Köln: 32-Jährige will Handydieb selber überführen

Über die Funktion „Ton abspielen“ auf dem Zweithandy will die 32-Jährige einen lauten Ton auf ihrem gestohlenen iPhone auslösen, um herauszufinden, hinter welcher Wohnungstür genau sich das Smartphone befindet. Aber es bleibt stumm. Der Täter hat das Gerät offenbar abgeschaltet, das letzte Ortungssignal hat Zimmermann um 5.03 Uhr empfangen.

Von einem Hausbewohner erfährt sie, dass mitten in der Nacht schon eine junge Frau ratlos vor dem Haus gestanden und berichtet hätte, sie habe soeben ihr gestohlenes Smartphone darin geortet.

Ein Zettel mit einem Zeugenaufruf hängt in einem Hausflur

Diesen Zettel hat die 32-Jährige in dem Haus aufgehängt, um nach Zeugen zu suchen.

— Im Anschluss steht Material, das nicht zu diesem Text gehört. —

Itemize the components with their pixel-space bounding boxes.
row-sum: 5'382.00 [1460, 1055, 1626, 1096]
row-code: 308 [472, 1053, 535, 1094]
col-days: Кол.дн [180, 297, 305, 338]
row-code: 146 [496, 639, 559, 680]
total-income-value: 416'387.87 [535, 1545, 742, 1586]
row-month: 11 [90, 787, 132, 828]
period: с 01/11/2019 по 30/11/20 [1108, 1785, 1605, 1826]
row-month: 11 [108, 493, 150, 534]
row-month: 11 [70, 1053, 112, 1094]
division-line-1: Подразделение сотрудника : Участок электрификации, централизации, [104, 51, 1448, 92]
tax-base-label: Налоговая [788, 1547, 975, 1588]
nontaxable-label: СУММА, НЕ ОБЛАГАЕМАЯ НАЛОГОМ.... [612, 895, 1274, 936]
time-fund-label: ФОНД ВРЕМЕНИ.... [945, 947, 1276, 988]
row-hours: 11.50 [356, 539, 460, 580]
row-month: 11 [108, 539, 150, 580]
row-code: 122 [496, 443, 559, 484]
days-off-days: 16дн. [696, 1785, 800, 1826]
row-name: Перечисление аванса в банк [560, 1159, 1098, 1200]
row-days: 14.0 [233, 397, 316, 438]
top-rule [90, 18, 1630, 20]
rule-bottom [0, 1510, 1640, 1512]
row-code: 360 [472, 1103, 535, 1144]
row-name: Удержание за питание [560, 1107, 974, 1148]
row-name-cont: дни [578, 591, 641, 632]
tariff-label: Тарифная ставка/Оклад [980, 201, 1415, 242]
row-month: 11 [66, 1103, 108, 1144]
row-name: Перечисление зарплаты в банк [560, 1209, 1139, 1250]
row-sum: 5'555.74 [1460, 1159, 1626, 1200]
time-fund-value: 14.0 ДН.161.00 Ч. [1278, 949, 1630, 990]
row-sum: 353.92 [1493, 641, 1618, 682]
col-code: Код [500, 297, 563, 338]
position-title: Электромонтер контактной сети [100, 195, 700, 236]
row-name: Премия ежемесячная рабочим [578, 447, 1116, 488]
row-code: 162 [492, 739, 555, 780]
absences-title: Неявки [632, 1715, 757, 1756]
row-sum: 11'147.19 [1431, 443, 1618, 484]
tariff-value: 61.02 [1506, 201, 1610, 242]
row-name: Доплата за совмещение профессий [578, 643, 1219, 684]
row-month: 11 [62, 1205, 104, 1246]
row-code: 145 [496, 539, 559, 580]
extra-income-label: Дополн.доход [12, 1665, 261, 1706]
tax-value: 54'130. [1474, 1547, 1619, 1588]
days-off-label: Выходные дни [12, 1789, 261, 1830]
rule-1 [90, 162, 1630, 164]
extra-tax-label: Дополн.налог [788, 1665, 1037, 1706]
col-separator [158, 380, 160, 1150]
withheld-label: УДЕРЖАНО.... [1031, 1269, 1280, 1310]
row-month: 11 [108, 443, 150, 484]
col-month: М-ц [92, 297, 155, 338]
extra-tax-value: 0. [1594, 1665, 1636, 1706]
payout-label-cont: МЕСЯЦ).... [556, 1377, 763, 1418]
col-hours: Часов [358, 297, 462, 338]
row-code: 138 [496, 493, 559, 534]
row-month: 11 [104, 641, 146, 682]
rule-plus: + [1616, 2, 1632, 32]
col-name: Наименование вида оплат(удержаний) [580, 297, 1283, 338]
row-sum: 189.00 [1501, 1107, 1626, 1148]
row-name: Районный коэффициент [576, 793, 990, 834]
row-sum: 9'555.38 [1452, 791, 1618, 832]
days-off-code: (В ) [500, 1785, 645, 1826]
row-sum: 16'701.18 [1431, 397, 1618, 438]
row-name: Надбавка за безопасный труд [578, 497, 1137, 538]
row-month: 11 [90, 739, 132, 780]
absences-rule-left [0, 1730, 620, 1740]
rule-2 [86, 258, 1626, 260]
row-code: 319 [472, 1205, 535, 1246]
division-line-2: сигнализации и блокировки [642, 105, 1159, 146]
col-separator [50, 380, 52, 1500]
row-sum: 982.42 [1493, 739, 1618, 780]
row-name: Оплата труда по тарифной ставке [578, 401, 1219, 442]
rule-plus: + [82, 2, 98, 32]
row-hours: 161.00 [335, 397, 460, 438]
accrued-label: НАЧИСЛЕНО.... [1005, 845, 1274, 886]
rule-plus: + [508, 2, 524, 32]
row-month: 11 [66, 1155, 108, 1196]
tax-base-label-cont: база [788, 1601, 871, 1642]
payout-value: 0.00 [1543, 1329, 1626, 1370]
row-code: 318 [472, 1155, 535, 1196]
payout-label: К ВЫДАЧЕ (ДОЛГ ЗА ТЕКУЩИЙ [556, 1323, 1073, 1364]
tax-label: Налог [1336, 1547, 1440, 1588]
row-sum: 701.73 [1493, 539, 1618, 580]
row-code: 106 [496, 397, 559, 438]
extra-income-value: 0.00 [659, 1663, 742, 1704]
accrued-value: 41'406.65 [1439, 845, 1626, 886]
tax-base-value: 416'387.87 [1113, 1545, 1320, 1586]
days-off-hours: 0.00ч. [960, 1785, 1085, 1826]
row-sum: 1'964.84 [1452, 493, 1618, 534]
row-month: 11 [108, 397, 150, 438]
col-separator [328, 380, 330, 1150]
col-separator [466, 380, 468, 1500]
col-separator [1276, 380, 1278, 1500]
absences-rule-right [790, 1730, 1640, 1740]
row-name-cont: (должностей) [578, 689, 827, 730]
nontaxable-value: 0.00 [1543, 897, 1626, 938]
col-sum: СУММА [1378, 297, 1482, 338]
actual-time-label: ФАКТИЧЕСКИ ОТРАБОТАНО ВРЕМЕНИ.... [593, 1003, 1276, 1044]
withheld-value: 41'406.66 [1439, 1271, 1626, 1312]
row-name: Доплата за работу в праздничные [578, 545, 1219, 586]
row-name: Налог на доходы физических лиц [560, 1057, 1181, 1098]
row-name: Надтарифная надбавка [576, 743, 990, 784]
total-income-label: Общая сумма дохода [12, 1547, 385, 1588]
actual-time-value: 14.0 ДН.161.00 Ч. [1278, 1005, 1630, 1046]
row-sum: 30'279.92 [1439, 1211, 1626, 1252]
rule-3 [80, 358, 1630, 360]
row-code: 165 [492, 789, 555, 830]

Die 32-Jährige fragt sich: Warum hat die Polizei bis heute keinen richterlichen Durchsuchungsbeschluss erwirkt? Auf Nachfrage erläutert eine Polizeisprecherin, dafür sei ein „klar eingrenzbares Durchsuchungsobjekt“ erforderlich. Eine Zuordnung des gestohlenen Handys zu einer konkreten Wohnung in dem Mehrfamilienhaus sei aber nicht möglich. Nur bei besonders gravierenden Straftaten, etwa Mord oder Totschlag, gelten erweiterte rechtliche Grundlagen; in solch einem Fall dürfte die Polizei womöglich alle Wohnungen überprüfen – nicht aber bei einem Handydiebstahl.

Das Mehrfamilienhaus liegt nicht weit vom Polizeipräsidium entfernt. 14 Namen stehen auf den Klingelschildern neben der Haustür. Im Eingangsbereich quellen am Montagvormittag dieser Woche die Müllbehälter über, im Vorgarten liegen Bierflaschen und Müll. Auf Klingeln öffnet niemand. Ein Anwohner sagt nur, er könne zur Frage nach den gestohlenen Handys nichts beitragen: „Ich kenne in dem Haus keinen, der sowas macht.“

Was genau die Polizei bisher in dem Fall unternommen hat, will die Behördensprecherin „wegen der laufenden Ermittlungen“ nicht verraten. Nur so viel: Man habe unter anderem Videomaterial aus dem Hotel gesichert sowie aus zwei Kölner Clubs in Ringnähe, in denen in derselben Nacht vom 20. auf den 21. Januar ebenfalls mehrere Smartphones gestohlen wurden. Die Polizei vermutet, dass es sich um dieselben Täter handeln könnte wie aus dem Hotel. Ermittelt wird in einem Sammelverfahren gegen unbekannt wegen gewerbsmäßiger Bandenhehlerei.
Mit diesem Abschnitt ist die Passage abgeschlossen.